Below is an example of a simple JavaScript object for making an Ajax connection (Please note that there are quite a few great libraries that have similar code that may be a better fit for your application).

//Ajax Object Code
var net=new Object();
net.READY_STATE_UNINITIALIZED=0;
net.READY_STATE_LOADING=1;
net.READY_STATE_LOADED=2;
net.READY_STATE_INTERACTIVE=3;
net.READY_STATE_COMPLETE=4;
net.ContentLoader=function(url, onload, onerror, callingobject){
	this.url=url;
	this.req=null;
	this.callingobject=callingobject;
	this.onload=onload;
	this.onerror=(onerror) ? onerror : this.defaultError;
	this.loadXMLDoc(url);
};
net.ContentLoader.prototype={
	loadXMLDoc:function(url){
	        if(window.XMLHttpRequest){
	                this.req=new XMLHttpRequest();
	                if (this.req.overrideMimeType) {
          			 this.req.overrideMimeType('text/xml');
		        }
	        } else if (window.ActiveXObject){
	                try {
           			this.req=new ActiveXObject("Msxml2.XMLHTTP");
			} catch (err) {
				try {
					this.req=new ActiveXObject("Microsoft.XMLHTTP");
			} catch (err) {}
			}
	        }
	        if(this.req){
	                try{
				var loader=this;
	                        this.req.onreadystatechange=function(){
	                                loader.onReadyState.call(loader);
	                        };
	                        var TimeStamp = new Date().getTime();//This fixes a cache problem
	                        if(url.indexOf("?")<0){
		                        this.req.open('GET', url+"?timestamp="+TimeStamp, true);
	                        }else{
	                                this.req.open('GET', url+"×tamp="+TimeStamp, true);
	                        }
	                        this.req.send(null);
	                } catch (err){
	                        this.onerror.call(this);
	                }
	        }
	},
	onReadyState:function(){
	        var req=this.req;
	        var ready=req.readyState;
	        if(ready==net.READY_STATE_COMPLETE){
	                var httpStatus=req.status;
	                if(httpStatus==200||httpStatus===0){
	                        this.onload.call(this);
	                } else {
	                        this.onerror.call(this);
	                }
	        }
	},
	defaultError:function(){
	        alert("error fetching data!" + "\n\nreadyState: "+this.req.readyState + "\nstatus: "+this.req.status+"\nheaders: "+this.req.getAllResponseHeaders());
	}
};

I have found that there are three main interpretations on the meaning of Ajax.

  1. Asynchronously retrieval of data through the JavaScript XMLHttpRequest object which is always XML
  2. Asynchronously retrieval of data through the JavaScript XMLHttpRequest object which can be XML or JSON
  3. Asynchronously retrieval of data through the JavaScript XMLHttpRequest object which can be XML, JSON, HTML or any text string

Since Jesse James Garrett coined the term we should see what he says about the above.
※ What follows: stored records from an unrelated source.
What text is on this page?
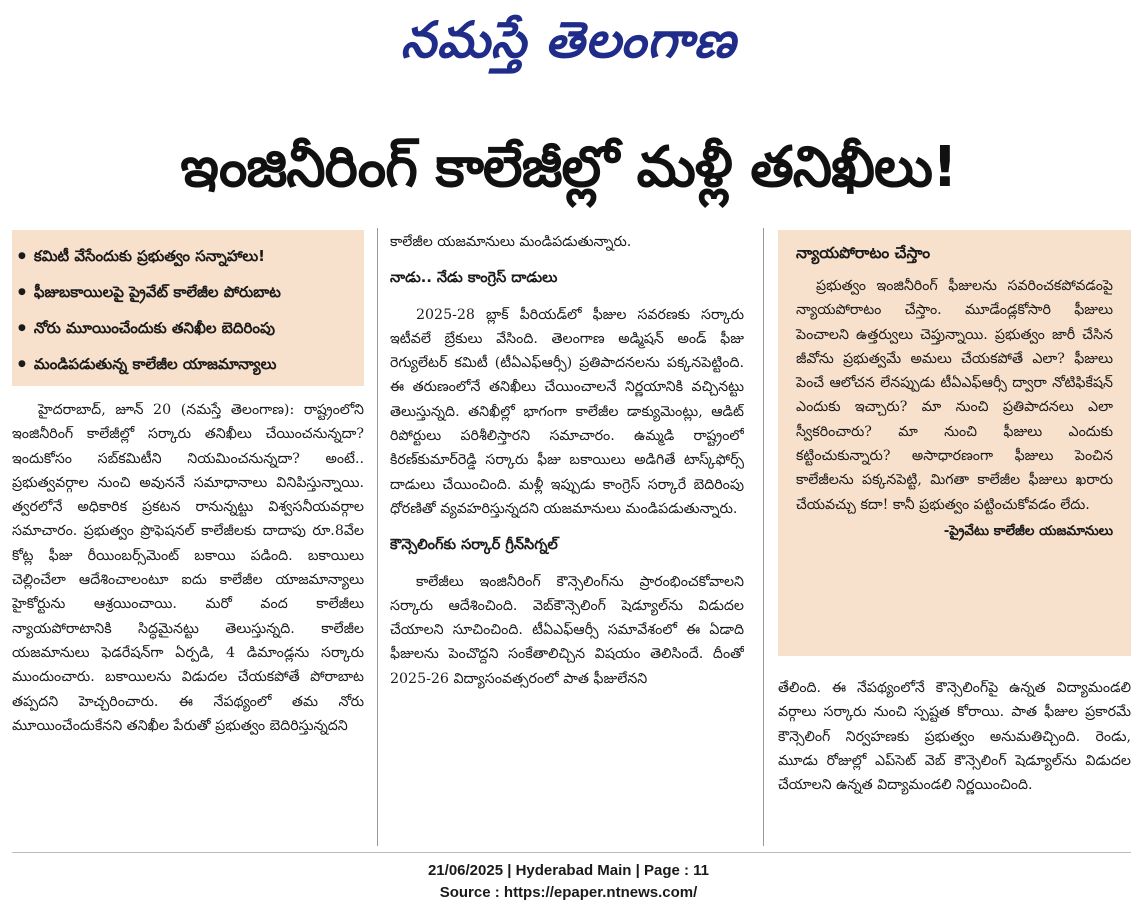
నమస్తే తెలంగాణ
ఇంజినీరింగ్ కాలేజీల్లో మళ్లీ తనిఖీలు!
● కమిటీ వేసేందుకు ప్రభుత్వం సన్నాహాలు!
● ఫీజుబకాయిలపై ప్రైవేట్ కాలేజీల పోరుబాట
● నోరు మూయించేందుకు తనిఖీల బెదిరింపు
● మండిపడుతున్న కాలేజీల యాజమాన్యాలు

హైదరాబాద్, జూన్ 20 (నమస్తే తెలంగాణ): రాష్ట్రంలోని ఇంజినీరింగ్ కాలేజీల్లో సర్కారు తనిఖీలు చేయించనున్నదా? ఇందుకోసం సబ్‌కమిటీని నియమించనున్నదా? అంటే.. ప్రభుత్వవర్గాల నుంచి అవుననే సమాధానాలు వినిపిస్తున్నాయి. త్వరలోనే అధికారిక ప్రకటన రానున్నట్టు విశ్వసనీయవర్గాల సమాచారం. ప్రభుత్వం ప్రొఫెషనల్ కాలేజీలకు దాదాపు రూ.8వేల కోట్ల ఫీజు రీయింబర్స్‌మెంట్ బకాయి పడింది. బకాయిలు చెల్లించేలా ఆదేశించాలంటూ ఐదు కాలేజీల యాజమాన్యాలు హైకోర్టును ఆశ్రయించాయి. మరో వంద కాలేజీలు న్యాయపోరాటానికి సిద్ధమైనట్టు తెలుస్తున్నది. కాలేజీల యజమానులు ఫెడరేషన్‌గా ఏర్పడి, 4 డిమాండ్లను సర్కారు ముందుంచారు. బకాయిలను విడుదల చేయకపోతే పోరాబాట తప్పదని హెచ్చరించారు. ఈ నేపథ్యంలో తమ నోరు మూయించేందుకేనని తనిఖీల పేరుతో ప్రభుత్వం బెదిరిస్తున్నదని

కాలేజీల యజమానులు మండిపడుతున్నారు.

నాడు.. నేడు కాంగ్రెస్ దాడులు

2025-28 బ్లాక్ పీరియడ్‌లో ఫీజుల సవరణకు సర్కారు ఇటీవలే బ్రేకులు వేసింది. తెలంగాణ అడ్మిషన్ అండ్ ఫీజు రెగ్యులేటర్ కమిటీ (టీఏఎఫ్‌ఆర్సీ) ప్రతిపాదనలను పక్కనపెట్టింది. ఈ తరుణంలోనే తనిఖీలు చేయించాలనే నిర్ణయానికి వచ్చినట్టు తెలుస్తున్నది. తనిఖీల్లో భాగంగా కాలేజీల డాక్యుమెంట్లు, ఆడిట్ రిపోర్టులు పరిశీలిస్తారని సమాచారం. ఉమ్మడి రాష్ట్రంలో కిరణ్‌కుమార్‌రెడ్డి సర్కారు ఫీజు బకాయిలు అడిగితే టాస్క్‌ఫోర్స్ దాడులు చేయించింది. మళ్లీ ఇప్పుడు కాంగ్రెస్ సర్కారే బెదిరింపు ధోరణితో వ్యవహరిస్తున్నదని యజమానులు మండిపడుతున్నారు.

కౌన్సెలింగ్‌కు సర్కార్ గ్రీన్‌సిగ్నల్

కాలేజీలు ఇంజినీరింగ్ కౌన్సెలింగ్‌ను ప్రారంభించకోవాలని సర్కారు ఆదేశించింది. వెబ్‌కౌన్సెలింగ్ షెడ్యూల్‌ను విడుదల చేయాలని సూచించింది. టీఏఎఫ్‌ఆర్సీ సమావేశంలో ఈ ఏడాది ఫీజులను పెంచొద్దని సంకేతాలిచ్చిన విషయం తెలిసిందే. దీంతో 2025-26 విద్యాసంవత్సరంలో పాత ఫీజులేనని

న్యాయపోరాటం చేస్తాం

ప్రభుత్వం ఇంజినీరింగ్ ఫీజులను సవరించకపోవడంపై న్యాయపోరాటం చేస్తాం. మూడేండ్లకోసారి ఫీజులు పెంచాలని ఉత్తర్వులు చెప్తున్నాయి. ప్రభుత్వం జారీ చేసిన జీవోను ప్రభుత్వమే అమలు చేయకపోతే ఎలా? ఫీజులు పెంచే ఆలోచన లేనప్పుడు టీఏఎఫ్‌ఆర్సీ ద్వారా నోటిఫికేషన్ ఎందుకు ఇచ్చారు? మా నుంచి ప్రతిపాదనలు ఎలా స్వీకరించారు? మా నుంచి ఫీజులు ఎందుకు కట్టించుకున్నారు? అసాధారణంగా ఫీజులు పెంచిన కాలేజీలను పక్కనపెట్టి, మిగతా కాలేజీల ఫీజులు ఖరారు చేయవచ్చు కదా! కానీ ప్రభుత్వం పట్టించుకోవడం లేదు.

-ప్రైవేటు కాలేజీల యజమానులు

తేలింది. ఈ నేపథ్యంలోనే కౌన్సెలింగ్‌పై ఉన్నత విద్యామండలి వర్గాలు సర్కారు నుంచి స్పష్టత కోరాయి. పాత ఫీజుల ప్రకారమే కౌన్సెలింగ్ నిర్వహణకు ప్రభుత్వం అనుమతిచ్చింది. రెండు, మూడు రోజుల్లో ఎప్‌సెట్ వెబ్ కౌన్సెలింగ్ షెడ్యూల్‌ను విడుదల చేయాలని ఉన్నత విద్యామండలి నిర్ణయించింది.

21/06/2025 | Hyderabad Main | Page : 11
Source : https://epaper.ntnews.com/
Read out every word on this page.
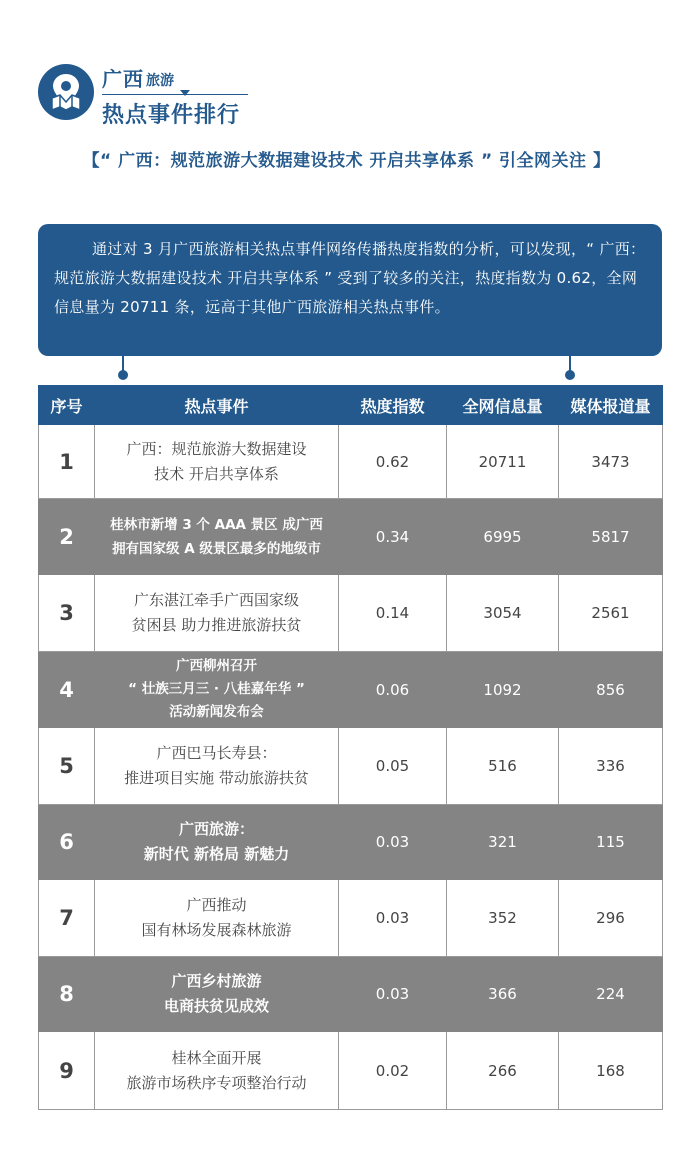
广西 旅游
热点事件排行
【“ 广西：规范旅游大数据建设技术 开启共享体系 ” 引全网关注 】

通过对 3 月广西旅游相关热点事件网络传播热度指数的分析，可以发现，“ 广西：规范旅游大数据建设技术 开启共享体系 ” 受到了较多的关注，热度指数为 0.62，全网信息量为 20711 条，远高于其他广西旅游相关热点事件。

序号	热点事件	热度指数	全网信息量	媒体报道量
1	广西：规范旅游大数据建设
技术 开启共享体系	0.62	20711	3473
2	桂林市新增 3 个 AAA 景区 成广西
拥有国家级 A 级景区最多的地级市	0.34	6995	5817
3	广东湛江牵手广西国家级
贫困县 助力推进旅游扶贫	0.14	3054	2561
4	广西柳州召开
“ 壮族三月三 · 八桂嘉年华 ”
活动新闻发布会	0.06	1092	856
5	广西巴马长寿县：
推进项目实施 带动旅游扶贫	0.05	516	336
6	广西旅游：
新时代 新格局 新魅力	0.03	321	115
7	广西推动
国有林场发展森林旅游	0.03	352	296
8	广西乡村旅游
电商扶贫见成效	0.03	366	224
9	桂林全面开展
旅游市场秩序专项整治行动	0.02	266	168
According to the question and answer section of Jesse's essay (click here to read the essay) Jesse appears to side on the latter two of the above meanings.

I personally like the last definition as it allows for me to be more flexible in designing my applications. Because of this whenever you hear me refer to Ajax I will be referring to the last definition. I know that you probably have a definition that you like and I would love to hear your favorites, so leave your favorite definition in the comments.